Williams should beat Osaka. The nerves will be there. But once Williams gets her serve working, her confidence will kick in and she should be able to win a 24th major title, tying Margaret Court’s longstanding record for most Grand Slam singles titles won by a woman.

A year ago, Williams was giving birth to her daughter. She had difficulty with the delivery recovery, and it was quite serious.

“I got a little emotional out there because last year I was literally fighting for my life in the hospital," Williams said after her win Thursday night. "I think I was on my fourth surgery by now. What is today? I was on my third surgery. I had one more to go still.

“To come from that, in the hospital bed, not being able to move and walk and do anything, now only a year later, I'm not training, but I'm actually in these finals, in two in a row. Like I said, this is the beginning. I'm not there yet. I'm on the climb still.

“I just feel like not only is my future bright, even though I'm not a spring chicken, but I still have a very, very bright future," the soon-to-be 37-year-old added, laughing. "That is super exciting for me.”

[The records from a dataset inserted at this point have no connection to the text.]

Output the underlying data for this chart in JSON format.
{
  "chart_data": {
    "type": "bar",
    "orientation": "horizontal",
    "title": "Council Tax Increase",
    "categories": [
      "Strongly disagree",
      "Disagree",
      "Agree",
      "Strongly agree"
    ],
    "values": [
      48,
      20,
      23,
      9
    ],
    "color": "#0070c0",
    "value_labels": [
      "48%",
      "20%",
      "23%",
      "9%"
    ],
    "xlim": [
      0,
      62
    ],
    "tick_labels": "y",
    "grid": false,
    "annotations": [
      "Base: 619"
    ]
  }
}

What’s remarkable is that Williams is playing and winning while not feeling 100 percent back to normal yet since giving birth.

“I definitely don't feel myself yet,” she admitted. “I'm definitely not there. I don't feel like me. I think it takes time. My mom said it takes, like, a full year to kind of get back. I'm at a full year now. But I'm also playing a sport professionally. The emotions and expectations and all the other stuff that you add on top of it, it's a lot.

“I just feel like I'm definitely not there. Even my body is different. Like, I actually weigh less than I did before I got pregnant, but it's distributed differently now.”

It’s difficult to imagine how good Williams would be when she is there. More records to be broken, for sure, as the legend of Serena Williams will continue to grow.